Aboyeji tweeted, “I’m sorry we don’t agree (and quite frankly we don’t need to) but I am simply not convinced that bad govt can kill the work we’ve spent the last 10 years doing in our tech industry.
“I believe that no one – not – even bad government – can stop our African innovators. In fact, I’m betting on us to eventually innovate governance itself. As always, the obstacle is the way.”
Also, Co-Founder and Chief Executive Officer of BudgIT, Oluseun Onigbinde, said that a shutdown of cryptocurrency transactions was not a right move, saying that digital currencies were inevitable.
He advised that the government emulate the United States by using licensing, taxes and Know-Your-Customer approach instead.
“A ban is not the way. Till standards kick in, follow the US with licensing, taxes and KYC approach. Digital currencies are inevitable,” Onigbinde tweeted.
The founder and CEO of cryptocurrency exchange, Binance, Changpeng Zhao, on Twitter agreed with a list placing Nigeria as one of the bottom five countries to start a career.
The founder in a tweet noted that the top five countries; the United Kingdom, Germany, Canada, USA and Japan, all legally recognised crypto unlike the bottom five countries, including Nigeria.
In an earlier tweet he also stated that the CBN directive would stop Nigerian banks from working with exchanges but would likely encourage peer-to-peer trading as a result.
In his own words, “It is likely that the Nigeria banks will stop working with exchanges.
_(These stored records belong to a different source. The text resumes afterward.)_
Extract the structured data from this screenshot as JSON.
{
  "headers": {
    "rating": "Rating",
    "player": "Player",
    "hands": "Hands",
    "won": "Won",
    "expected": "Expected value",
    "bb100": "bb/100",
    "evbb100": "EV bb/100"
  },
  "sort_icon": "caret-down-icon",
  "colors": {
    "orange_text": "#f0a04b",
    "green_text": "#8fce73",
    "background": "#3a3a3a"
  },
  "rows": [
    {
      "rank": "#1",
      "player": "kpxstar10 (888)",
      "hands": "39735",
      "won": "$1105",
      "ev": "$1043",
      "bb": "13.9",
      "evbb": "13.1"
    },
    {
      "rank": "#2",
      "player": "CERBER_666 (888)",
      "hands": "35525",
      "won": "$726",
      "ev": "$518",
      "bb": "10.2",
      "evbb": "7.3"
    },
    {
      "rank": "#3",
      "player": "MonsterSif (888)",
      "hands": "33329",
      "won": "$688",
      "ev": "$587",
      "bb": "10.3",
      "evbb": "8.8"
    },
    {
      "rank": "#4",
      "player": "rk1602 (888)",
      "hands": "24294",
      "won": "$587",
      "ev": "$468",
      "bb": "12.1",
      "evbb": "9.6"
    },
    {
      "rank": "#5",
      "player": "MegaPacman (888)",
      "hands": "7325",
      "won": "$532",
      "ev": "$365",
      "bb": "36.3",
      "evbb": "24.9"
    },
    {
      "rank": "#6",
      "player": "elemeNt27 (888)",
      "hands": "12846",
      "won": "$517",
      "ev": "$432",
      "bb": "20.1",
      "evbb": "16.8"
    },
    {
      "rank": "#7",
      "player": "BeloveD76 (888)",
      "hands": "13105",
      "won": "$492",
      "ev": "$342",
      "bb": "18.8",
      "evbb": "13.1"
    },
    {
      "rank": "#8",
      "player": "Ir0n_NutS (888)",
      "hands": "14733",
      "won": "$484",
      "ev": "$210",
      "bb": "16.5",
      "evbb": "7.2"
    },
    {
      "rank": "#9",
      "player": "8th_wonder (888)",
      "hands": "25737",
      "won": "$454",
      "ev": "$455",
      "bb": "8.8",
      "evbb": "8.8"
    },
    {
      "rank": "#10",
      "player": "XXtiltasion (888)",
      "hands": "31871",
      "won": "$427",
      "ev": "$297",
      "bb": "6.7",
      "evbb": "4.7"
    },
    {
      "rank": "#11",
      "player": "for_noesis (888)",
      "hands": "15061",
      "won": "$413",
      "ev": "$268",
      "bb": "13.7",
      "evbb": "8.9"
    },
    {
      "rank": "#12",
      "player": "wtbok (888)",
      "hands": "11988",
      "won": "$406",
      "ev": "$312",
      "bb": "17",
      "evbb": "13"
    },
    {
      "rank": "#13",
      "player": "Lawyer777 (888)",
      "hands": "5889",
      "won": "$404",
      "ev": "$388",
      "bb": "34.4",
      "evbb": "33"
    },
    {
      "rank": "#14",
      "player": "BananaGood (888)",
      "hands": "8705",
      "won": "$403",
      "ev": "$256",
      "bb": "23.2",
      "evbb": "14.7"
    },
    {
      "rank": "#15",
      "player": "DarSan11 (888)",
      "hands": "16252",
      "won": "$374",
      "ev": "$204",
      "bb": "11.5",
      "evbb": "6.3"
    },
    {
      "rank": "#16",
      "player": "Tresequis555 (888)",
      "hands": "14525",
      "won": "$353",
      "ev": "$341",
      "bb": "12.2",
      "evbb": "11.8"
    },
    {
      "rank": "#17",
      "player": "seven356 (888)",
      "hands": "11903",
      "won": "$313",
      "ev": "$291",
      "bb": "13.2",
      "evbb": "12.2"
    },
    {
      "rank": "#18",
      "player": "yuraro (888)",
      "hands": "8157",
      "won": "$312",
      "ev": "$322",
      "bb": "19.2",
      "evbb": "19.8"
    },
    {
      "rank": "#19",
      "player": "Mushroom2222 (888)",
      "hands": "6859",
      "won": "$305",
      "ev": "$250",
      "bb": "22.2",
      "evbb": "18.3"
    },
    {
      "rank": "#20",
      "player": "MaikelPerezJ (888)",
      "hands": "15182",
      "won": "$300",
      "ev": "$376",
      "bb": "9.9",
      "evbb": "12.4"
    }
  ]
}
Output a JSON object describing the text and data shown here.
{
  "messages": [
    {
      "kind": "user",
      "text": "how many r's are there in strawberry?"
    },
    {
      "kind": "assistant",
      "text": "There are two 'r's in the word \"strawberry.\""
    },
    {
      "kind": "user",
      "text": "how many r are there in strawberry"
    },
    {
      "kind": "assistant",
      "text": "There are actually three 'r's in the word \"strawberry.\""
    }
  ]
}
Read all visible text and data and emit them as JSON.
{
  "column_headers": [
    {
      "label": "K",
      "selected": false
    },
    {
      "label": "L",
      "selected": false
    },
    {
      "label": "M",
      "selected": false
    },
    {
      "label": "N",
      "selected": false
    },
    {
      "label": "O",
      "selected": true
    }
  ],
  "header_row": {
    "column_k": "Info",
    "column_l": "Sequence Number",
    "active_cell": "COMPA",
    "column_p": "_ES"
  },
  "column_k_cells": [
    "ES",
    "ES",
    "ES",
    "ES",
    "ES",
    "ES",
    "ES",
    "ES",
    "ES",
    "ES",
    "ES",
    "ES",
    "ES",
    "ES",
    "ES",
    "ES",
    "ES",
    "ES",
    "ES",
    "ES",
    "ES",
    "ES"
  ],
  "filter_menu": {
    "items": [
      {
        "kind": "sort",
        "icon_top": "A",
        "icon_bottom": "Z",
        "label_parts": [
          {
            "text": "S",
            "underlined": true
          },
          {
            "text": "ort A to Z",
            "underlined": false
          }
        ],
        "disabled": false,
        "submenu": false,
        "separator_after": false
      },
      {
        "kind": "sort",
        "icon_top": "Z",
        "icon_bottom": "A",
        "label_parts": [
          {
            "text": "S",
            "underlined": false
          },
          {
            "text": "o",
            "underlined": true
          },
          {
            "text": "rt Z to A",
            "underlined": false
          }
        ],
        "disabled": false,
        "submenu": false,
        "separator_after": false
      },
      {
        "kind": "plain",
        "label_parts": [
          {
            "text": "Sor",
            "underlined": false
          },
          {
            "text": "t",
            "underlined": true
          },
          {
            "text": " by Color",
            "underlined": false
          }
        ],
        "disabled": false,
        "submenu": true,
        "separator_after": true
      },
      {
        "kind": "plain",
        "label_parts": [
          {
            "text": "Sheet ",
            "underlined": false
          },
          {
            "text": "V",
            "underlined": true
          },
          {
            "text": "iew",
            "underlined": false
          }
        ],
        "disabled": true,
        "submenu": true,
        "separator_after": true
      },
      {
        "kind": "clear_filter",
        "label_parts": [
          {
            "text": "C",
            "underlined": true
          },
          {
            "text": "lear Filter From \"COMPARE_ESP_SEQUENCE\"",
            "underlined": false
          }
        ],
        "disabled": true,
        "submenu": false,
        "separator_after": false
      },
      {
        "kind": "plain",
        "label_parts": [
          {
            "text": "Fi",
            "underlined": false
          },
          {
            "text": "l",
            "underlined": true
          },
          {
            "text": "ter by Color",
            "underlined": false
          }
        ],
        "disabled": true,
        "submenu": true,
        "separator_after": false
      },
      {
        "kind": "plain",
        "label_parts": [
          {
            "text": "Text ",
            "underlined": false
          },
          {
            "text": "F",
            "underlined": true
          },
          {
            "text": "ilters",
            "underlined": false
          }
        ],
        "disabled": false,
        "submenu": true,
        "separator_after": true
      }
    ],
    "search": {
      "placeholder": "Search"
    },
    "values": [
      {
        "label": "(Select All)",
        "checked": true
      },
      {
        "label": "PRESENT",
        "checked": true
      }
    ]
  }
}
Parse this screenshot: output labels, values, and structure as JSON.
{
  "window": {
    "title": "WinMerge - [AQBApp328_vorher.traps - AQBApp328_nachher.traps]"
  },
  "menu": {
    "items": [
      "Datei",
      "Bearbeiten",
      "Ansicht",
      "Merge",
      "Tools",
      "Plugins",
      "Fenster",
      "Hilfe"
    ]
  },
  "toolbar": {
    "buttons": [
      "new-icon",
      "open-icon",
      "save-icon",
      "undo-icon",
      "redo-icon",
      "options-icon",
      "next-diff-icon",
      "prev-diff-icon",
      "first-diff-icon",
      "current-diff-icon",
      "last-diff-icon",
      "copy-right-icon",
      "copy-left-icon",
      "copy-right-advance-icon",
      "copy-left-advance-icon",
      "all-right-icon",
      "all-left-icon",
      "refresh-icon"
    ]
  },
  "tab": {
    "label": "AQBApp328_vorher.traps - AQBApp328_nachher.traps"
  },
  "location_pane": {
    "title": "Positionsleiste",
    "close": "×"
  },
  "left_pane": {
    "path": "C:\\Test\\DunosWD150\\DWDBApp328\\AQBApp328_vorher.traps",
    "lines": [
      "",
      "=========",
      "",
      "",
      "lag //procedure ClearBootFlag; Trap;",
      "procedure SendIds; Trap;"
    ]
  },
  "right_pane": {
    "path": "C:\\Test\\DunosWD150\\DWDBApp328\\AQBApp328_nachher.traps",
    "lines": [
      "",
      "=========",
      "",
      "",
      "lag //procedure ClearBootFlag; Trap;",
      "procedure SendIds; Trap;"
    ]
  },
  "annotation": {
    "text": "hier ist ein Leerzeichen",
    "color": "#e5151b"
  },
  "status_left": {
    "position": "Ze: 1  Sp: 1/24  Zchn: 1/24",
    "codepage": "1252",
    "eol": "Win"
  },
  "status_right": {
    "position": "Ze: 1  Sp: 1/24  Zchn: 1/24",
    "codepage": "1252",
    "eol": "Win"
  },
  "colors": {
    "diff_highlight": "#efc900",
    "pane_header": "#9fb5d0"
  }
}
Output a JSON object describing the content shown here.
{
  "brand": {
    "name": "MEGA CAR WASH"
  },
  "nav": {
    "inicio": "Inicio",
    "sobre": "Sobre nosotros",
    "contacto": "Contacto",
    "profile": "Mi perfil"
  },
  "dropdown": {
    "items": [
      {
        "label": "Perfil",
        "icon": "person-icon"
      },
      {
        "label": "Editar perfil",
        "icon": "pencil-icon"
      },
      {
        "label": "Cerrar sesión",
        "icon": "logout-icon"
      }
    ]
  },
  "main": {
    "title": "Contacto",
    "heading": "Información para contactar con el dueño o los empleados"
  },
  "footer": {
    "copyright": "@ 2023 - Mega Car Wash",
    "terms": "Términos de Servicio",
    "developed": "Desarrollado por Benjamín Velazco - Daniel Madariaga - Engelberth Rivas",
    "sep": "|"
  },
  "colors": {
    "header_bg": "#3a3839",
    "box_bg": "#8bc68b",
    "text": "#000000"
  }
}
P2P trading will likely flourish as a result.”
In 2020, crypto marketplace, Paxful, reported that Nigeria led Africa in peer-to-peer trading in 2020.
Former Vice President, Atiku Abubakar, also called for a revisitation of the policy prohibiting dealing and transactions in cryptocurrencies, saying that the crypto prohibition would restrict inflow of capital into Nigeria.
According to him, the nation suffered severe economic losses from the border closure and the effects of the COVID-19 pandemic, making it the wrong time to introduce policies that would restrict the inflow of capital into Nigeria.
He advised that the subsector should be regulated to prevent any abuse and damage to the national security rather than an outright shutdown.
Following the CBN directive, major crypto exchanges have disabled naira deposits.
In a statement on Friday, Binance announced that it had suspended naira deposit services until further notice, adding that it was monitoring the situation closely.
“Withdrawal services remain normal and will continue to be processed but might take slightly longer time than usual,” the statement said.
Other crypto currency exchanges such as Luno, Quidax, and Buycoins took similar measures.